As for his 'Sonaldo' tag, the player himself approves. "I am delighted with this nickname because Cristiano Ronaldo is my role model," purred the forward after netting twice against Zenit in the Champions League earlier this season.
Speed has always been Son’s greatest asset. Comparisons with the world's greatest players may be a little premature, but his pace is one similarity he shares with Cristiano & Co. Emir Spahic’s goal against Nürnberg in April was purely down to Son’s 80m sprint from his own half (below), in which he passed two defenders before squaring across goal unselfishly for the Bosnian defender to finish. And that's just one example.
Son’s other main attribute is his finishing, which can range from drills across the keeper from 15 yards to long-range rockets like the one scored against Borussia Mönchengladbach. Before this season many of his goals had come from cutting inside from the left, but this season the 22-year-old has started almost exclusively on the left wing.
The young Korean is versatile, though, and can play anywhere across the front line. At Hamburg he was sometimes used as a centre-forward, but Kiessling's presence at Leverkusen means he's now started wide more often than not. "I don't care where I play," Son revealed last summer. "The main thing is I'm in the game. I can play as a second striker or behind. What the coach says, I'll do. I don't have a favourite position; I'll be anywhere and always on the throttle."

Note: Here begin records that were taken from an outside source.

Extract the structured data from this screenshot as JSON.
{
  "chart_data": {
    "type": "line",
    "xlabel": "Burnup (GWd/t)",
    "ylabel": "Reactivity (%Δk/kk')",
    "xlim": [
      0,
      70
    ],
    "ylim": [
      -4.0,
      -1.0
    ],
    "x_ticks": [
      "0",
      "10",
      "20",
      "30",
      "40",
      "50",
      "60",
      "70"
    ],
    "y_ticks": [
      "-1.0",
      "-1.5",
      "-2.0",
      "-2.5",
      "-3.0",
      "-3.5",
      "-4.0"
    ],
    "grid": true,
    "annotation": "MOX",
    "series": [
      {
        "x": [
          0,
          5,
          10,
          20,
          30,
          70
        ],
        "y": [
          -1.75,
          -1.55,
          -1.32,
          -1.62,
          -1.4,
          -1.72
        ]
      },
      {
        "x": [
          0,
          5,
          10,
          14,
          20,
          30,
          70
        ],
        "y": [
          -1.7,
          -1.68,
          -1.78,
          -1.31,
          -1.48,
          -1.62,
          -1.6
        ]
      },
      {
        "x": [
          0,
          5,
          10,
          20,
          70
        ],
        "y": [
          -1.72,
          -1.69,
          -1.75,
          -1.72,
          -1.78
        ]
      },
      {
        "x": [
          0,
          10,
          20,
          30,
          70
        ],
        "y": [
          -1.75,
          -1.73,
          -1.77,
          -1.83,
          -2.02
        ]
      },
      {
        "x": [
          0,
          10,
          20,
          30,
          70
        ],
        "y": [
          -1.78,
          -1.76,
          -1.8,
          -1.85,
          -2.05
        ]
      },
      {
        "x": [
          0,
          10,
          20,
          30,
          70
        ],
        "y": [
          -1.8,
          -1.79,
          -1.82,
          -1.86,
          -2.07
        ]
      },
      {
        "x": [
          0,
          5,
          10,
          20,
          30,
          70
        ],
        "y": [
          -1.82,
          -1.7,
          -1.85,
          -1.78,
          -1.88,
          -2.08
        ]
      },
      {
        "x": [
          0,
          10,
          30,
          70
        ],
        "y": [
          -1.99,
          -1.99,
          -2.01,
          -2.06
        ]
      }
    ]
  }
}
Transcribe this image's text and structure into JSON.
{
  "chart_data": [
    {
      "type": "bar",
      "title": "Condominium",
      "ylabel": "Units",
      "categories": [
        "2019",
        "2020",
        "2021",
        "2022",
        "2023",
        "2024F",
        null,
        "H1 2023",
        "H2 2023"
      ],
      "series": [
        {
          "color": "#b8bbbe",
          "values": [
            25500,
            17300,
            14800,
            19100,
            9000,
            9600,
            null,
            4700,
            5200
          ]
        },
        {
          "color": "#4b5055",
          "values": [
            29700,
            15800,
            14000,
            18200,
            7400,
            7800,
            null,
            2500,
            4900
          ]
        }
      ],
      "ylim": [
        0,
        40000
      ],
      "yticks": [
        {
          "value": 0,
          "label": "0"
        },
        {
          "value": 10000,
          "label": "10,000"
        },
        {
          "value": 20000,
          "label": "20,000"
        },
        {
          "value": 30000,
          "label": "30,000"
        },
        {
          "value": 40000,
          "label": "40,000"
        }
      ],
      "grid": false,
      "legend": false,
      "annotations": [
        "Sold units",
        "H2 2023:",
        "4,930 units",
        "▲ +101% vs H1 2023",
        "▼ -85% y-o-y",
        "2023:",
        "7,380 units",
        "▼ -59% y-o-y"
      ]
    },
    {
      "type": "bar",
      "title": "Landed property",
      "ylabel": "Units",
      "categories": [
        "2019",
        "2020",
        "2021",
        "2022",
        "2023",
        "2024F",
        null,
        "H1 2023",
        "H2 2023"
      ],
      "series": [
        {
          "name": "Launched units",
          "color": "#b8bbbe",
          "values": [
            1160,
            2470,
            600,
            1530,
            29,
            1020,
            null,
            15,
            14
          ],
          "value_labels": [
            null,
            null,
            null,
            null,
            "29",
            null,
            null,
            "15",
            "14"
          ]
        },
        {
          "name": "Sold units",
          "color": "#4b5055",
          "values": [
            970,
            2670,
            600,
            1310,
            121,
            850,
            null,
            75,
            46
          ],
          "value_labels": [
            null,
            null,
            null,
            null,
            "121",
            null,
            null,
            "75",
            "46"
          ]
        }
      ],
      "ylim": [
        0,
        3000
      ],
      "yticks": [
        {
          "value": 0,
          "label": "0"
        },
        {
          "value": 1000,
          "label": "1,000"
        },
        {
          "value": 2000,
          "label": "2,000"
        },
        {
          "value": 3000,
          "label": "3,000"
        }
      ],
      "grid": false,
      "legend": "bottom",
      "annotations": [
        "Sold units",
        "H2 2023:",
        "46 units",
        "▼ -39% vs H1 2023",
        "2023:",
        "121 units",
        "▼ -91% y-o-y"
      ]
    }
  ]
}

Son's tackling leaves a lot to be desired – he's successfully completed just 34% of his efforts this season, and committed as many fouls as he's suffered (19). One of the other regular weaknesses of a young winger is their aerial ability. Son's isn't awful, having won half of his attempted duels in the air so far this campaign, but at 6ft that's perhaps to be expected.
In March 2013, German legend Franz Beckenbauer expressed his admiration for the South Korean forward to the Hamburger Morgenpost: "He is superb player. I really like the way he plays: fast and dynamic. He not only scores goals, but also makes beautiful goals." There are worse people to impress.
Did you know?
Son's successful year has been rewarded by being named Korea Football Association's Footballer of the Year by 200 journalists and officials for the second year running. Meanwhile, he was voted as the Best Footballer in Asia for 2014 by China’s biggest sports journal Titan Sports.
He's also a good egg, and wants to establish a foundation for young people in South Korea on the back of 304 deaths in April's MV Sewol ferry disaster. "I want to make children who are not as fortunate as me happy," he said recently.
- Shooting 9
- Heading 4
- Passing 7
- Tackling 5
- Pace 9
- Dribbling 8
- Creativity 7
- Work-rate 8
What happens next?
This month’s Asian Cup in Australia is another chance for Son to prove his value, with South Korea battling for their first win in the tournament since 1960 against the likes of Japan, Australia and Iran. A good showing should help further raise his profile.
The Korean's next move isn't expected for a while yet − he's contracted to summer 2018 − but at this rate he'll likely have his pick of who to join when the time comes. Bayern Munich have been linked in the past, and the lure of staying in Germany may prove strong. Son, however, has declared his focus on continuing his form into the second half of the Bundesliga season, and refuses to get ahead of himself. Right now that seems the best approach.